Schäden dürfen gegen den Willen des Kunden reguliert werden

Donnerstag den 28.03.2013

Reguliert die Kfz-Versicherung einen Haftpflichtschaden, verliert der Kunde ein paar seiner Prozente und muss künftig deutlich mehr für die Police berappen – es sei denn, er hat einen Rabattschutz vereinbart. Dieser Zusammenhang sollte jedem Versicherungsnehmer hinlänglich bekannt sein. Doch was passiert, wenn der Versicherte den Schadenersatzanspruch des Unfallgegners für ungerechtfertigt hält, die Assekuranz dennoch zahlt und den Kunden schlechter einstuft? Dann geht es in der Regel vor Gericht. So geschehen in München.

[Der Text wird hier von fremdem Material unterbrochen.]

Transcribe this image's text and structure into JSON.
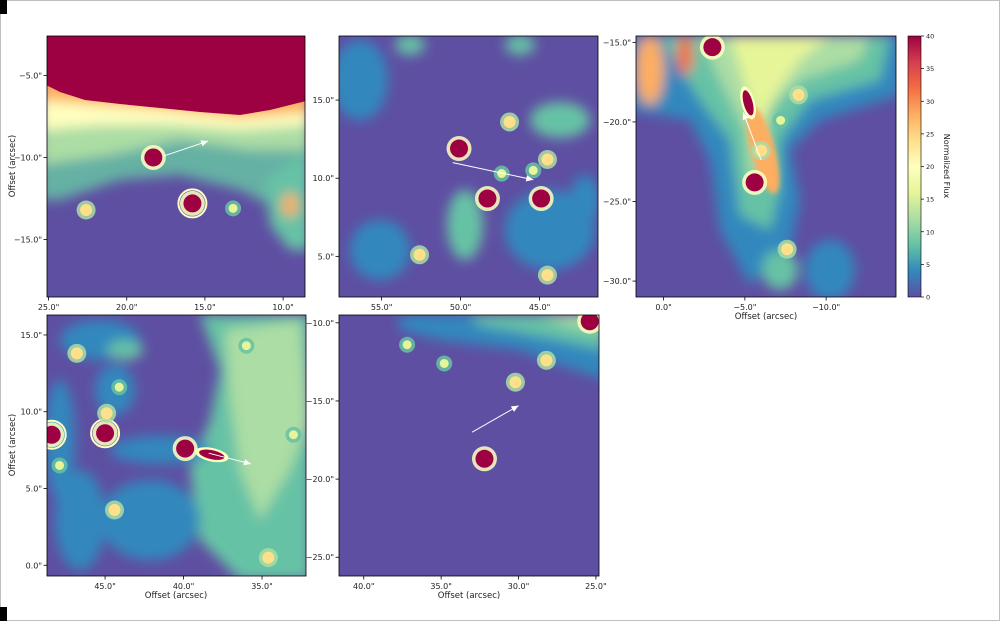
{
  "chart_data": [
    {
      "type": "heatmap",
      "panel": "top-left",
      "x_ticks": [
        "25.0\"",
        "20.0\"",
        "15.0\"",
        "10.0\""
      ],
      "y_ticks": [
        "−5.0\"",
        "−10.0\"",
        "−15.0\""
      ],
      "xlabel": "",
      "ylabel": "Offset (arcsec)",
      "sources": [
        {
          "x": 15.8,
          "y": -12.8,
          "level": "saturated",
          "ring": true
        },
        {
          "x": 18.3,
          "y": -10.0,
          "level": "saturated"
        },
        {
          "x": 22.6,
          "y": -13.2,
          "level": "medium"
        },
        {
          "x": 13.2,
          "y": -13.1,
          "level": "low"
        }
      ],
      "arrow": {
        "from": [
          17.6,
          -9.9
        ],
        "to": [
          14.8,
          -9.0
        ]
      }
    },
    {
      "type": "heatmap",
      "panel": "top-middle",
      "x_ticks": [
        "55.0\"",
        "50.0\"",
        "45.0\""
      ],
      "y_ticks": [
        "15.0\"",
        "10.0\"",
        "5.0\""
      ],
      "xlabel": "",
      "ylabel": "",
      "sources": [
        {
          "x": 50.1,
          "y": 11.9,
          "level": "saturated"
        },
        {
          "x": 48.3,
          "y": 8.7,
          "level": "saturated"
        },
        {
          "x": 44.9,
          "y": 8.7,
          "level": "saturated"
        },
        {
          "x": 46.9,
          "y": 13.6,
          "level": "medium"
        },
        {
          "x": 44.5,
          "y": 11.2,
          "level": "medium"
        },
        {
          "x": 45.4,
          "y": 10.5,
          "level": "low"
        },
        {
          "x": 47.4,
          "y": 10.3,
          "level": "low"
        },
        {
          "x": 52.6,
          "y": 5.1,
          "level": "medium"
        },
        {
          "x": 44.5,
          "y": 3.8,
          "level": "medium"
        }
      ],
      "arrow": {
        "from": [
          50.5,
          11.0
        ],
        "to": [
          45.4,
          9.9
        ]
      }
    },
    {
      "type": "heatmap",
      "panel": "top-right",
      "x_ticks": [
        "0.0\"",
        "−5.0\"",
        "−10.0\""
      ],
      "y_ticks": [
        "−15.0\"",
        "−20.0\"",
        "−25.0\"",
        "−30.0\""
      ],
      "xlabel": "Offset (arcsec)",
      "ylabel": "",
      "sources": [
        {
          "x": -5.2,
          "y": -18.8,
          "level": "saturated",
          "elongated": true
        },
        {
          "x": -5.6,
          "y": -23.8,
          "level": "saturated"
        },
        {
          "x": -3.0,
          "y": -15.3,
          "level": "saturated"
        },
        {
          "x": -8.3,
          "y": -18.3,
          "level": "medium"
        },
        {
          "x": -7.2,
          "y": -19.9,
          "level": "low"
        },
        {
          "x": -7.6,
          "y": -28.0,
          "level": "medium"
        },
        {
          "x": -6.0,
          "y": -21.8,
          "level": "medium"
        }
      ],
      "arrow": {
        "from": [
          -6.0,
          -22.4
        ],
        "to": [
          -4.9,
          -19.4
        ]
      },
      "colorbar": {
        "label": "Normalized Flux",
        "min": 0,
        "max": 40,
        "ticks": [
          "0",
          "5",
          "10",
          "15",
          "20",
          "25",
          "30",
          "35",
          "40"
        ]
      }
    },
    {
      "type": "heatmap",
      "panel": "bottom-left",
      "x_ticks": [
        "45.0\"",
        "40.0\"",
        "35.0\""
      ],
      "y_ticks": [
        "15.0\"",
        "10.0\"",
        "5.0\"",
        "0.0\""
      ],
      "xlabel": "Offset (arcsec)",
      "ylabel": "Offset (arcsec)",
      "sources": [
        {
          "x": 48.4,
          "y": 8.5,
          "level": "saturated",
          "ring": true
        },
        {
          "x": 45.0,
          "y": 8.6,
          "level": "saturated",
          "ring": true
        },
        {
          "x": 38.2,
          "y": 7.2,
          "level": "saturated",
          "elongated": true
        },
        {
          "x": 39.9,
          "y": 7.6,
          "level": "saturated"
        },
        {
          "x": 46.8,
          "y": 13.8,
          "level": "medium"
        },
        {
          "x": 44.9,
          "y": 9.9,
          "level": "medium"
        },
        {
          "x": 44.1,
          "y": 11.6,
          "level": "low"
        },
        {
          "x": 47.9,
          "y": 6.5,
          "level": "low"
        },
        {
          "x": 44.4,
          "y": 3.6,
          "level": "medium"
        },
        {
          "x": 36.0,
          "y": 14.3,
          "level": "low"
        },
        {
          "x": 33.0,
          "y": 8.5,
          "level": "low"
        },
        {
          "x": 34.6,
          "y": 0.5,
          "level": "medium"
        }
      ],
      "arrow": {
        "from": [
          38.4,
          7.3
        ],
        "to": [
          35.7,
          6.6
        ]
      }
    },
    {
      "type": "heatmap",
      "panel": "bottom-middle",
      "x_ticks": [
        "40.0\"",
        "35.0\"",
        "30.0\"",
        "25.0\""
      ],
      "y_ticks": [
        "−10.0\"",
        "−15.0\"",
        "−20.0\"",
        "−25.0\""
      ],
      "xlabel": "Offset (arcsec)",
      "ylabel": "",
      "sources": [
        {
          "x": 32.2,
          "y": -18.7,
          "level": "saturated"
        },
        {
          "x": 30.2,
          "y": -13.8,
          "level": "medium"
        },
        {
          "x": 28.2,
          "y": -12.4,
          "level": "medium"
        },
        {
          "x": 34.8,
          "y": -12.6,
          "level": "low"
        },
        {
          "x": 37.2,
          "y": -11.4,
          "level": "low"
        },
        {
          "x": 25.4,
          "y": -9.9,
          "level": "saturated"
        }
      ],
      "arrow": {
        "from": [
          33.0,
          -17.0
        ],
        "to": [
          30.0,
          -15.3
        ]
      }
    }
  ]
}
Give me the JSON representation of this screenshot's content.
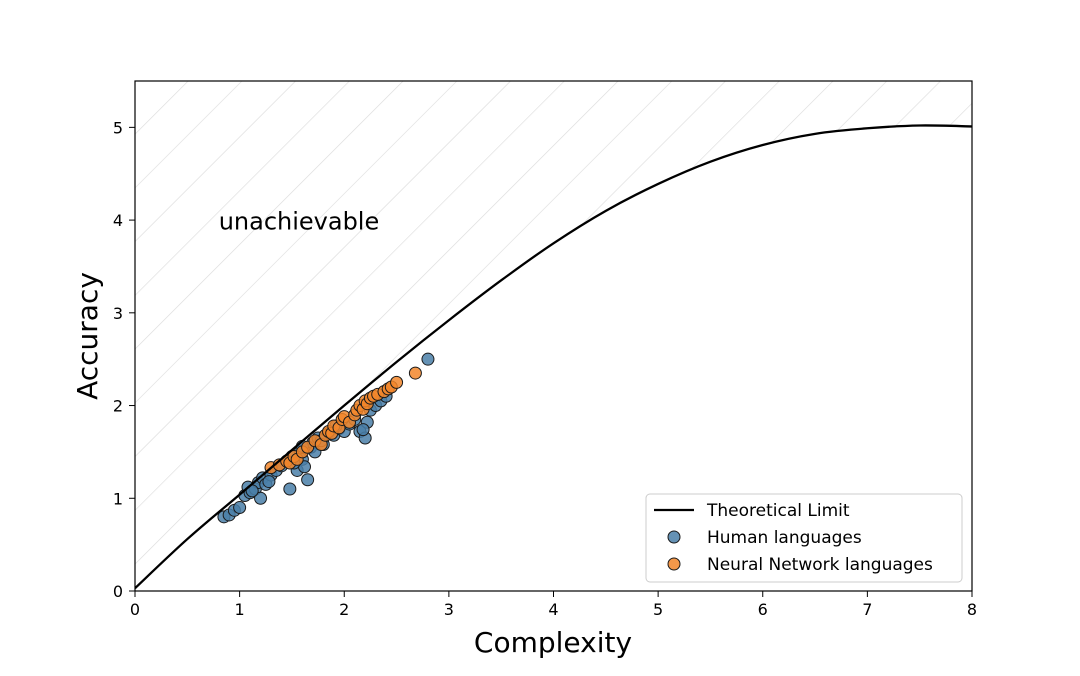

Dort hatte das Amtsgericht über die Rechtmäßigkeit einer Schadenregulierung zu entscheiden. Hintergrund war ein simpler Auffahrunfall, in dessen Folge sich der Geschädigte an die Kfz-Versicherung des Verursachers wandte. Die sah sich den Vorfall ganz genau an und entschied nach fünf Monaten, den Schaden zu begleichen: 1.285 Euro. Die Konsequenz für den Unfallfahrer: Er wurde zurückgestuft, wodurch sein Jahresbeitrag gleich um 170 Euro nach oben kletterte.

Das gefiel dem Mann gar nicht. Er war der festen Überzeugung, dass der Schaden am Fahrzeug nicht durch den Unfall entstanden war, und beschritt den Klageweg. Dabei zog er den Kürzeren. Die Richterin machte deutlich, dass die Assekuranz das Recht habe, im Namen des Versicherungsnehmers Schäden Dritter zu regulieren. Dabei sei sie gehalten, die Interessen des Kunden zu wahren, vor allem, wenn ihm eine schlechtere Einstufung drohe. Da die Kfz-Versicherung den Sachverhalt im vorliegenden Fall gründlich geprüft habe, sei die Regulierung rechtens. Eine Pflichtverletzung der Assekuranz könne nicht festgestellt werden. Angesichts der geringen Schadenshöhe dürfe die Versicherung der Prozessökonomie Vorrang geben und wirtschaftliche Erwägungen anstellen. (Aktenzeichen: 333 C 4271/12 – Amtsgericht München, Urteil vom 4. September 2012).

Für den Versicherungsnehmer ist es sicherlich ärgerlich, künftig tiefer in die Tasche greifen zu müssen. Doch er hat gleich mehrere Möglichkeiten, eine schlechtere Einstufung zu vermeiden. Der einfachste Weg wäre, der Assekuranz den Schaden zu erstatten. Ob es sich lohnt, berechnet die Kfz-Versicherung. Bei geringeren Beträgen macht das in der Regel durchaus Sinn. Ansonsten kann mit einem Rabattschutz vorgesorgt werden. Der ist zwar kostenpflichtig, bewahrt im Schadensfall aber vor dem Verlust der Prozente.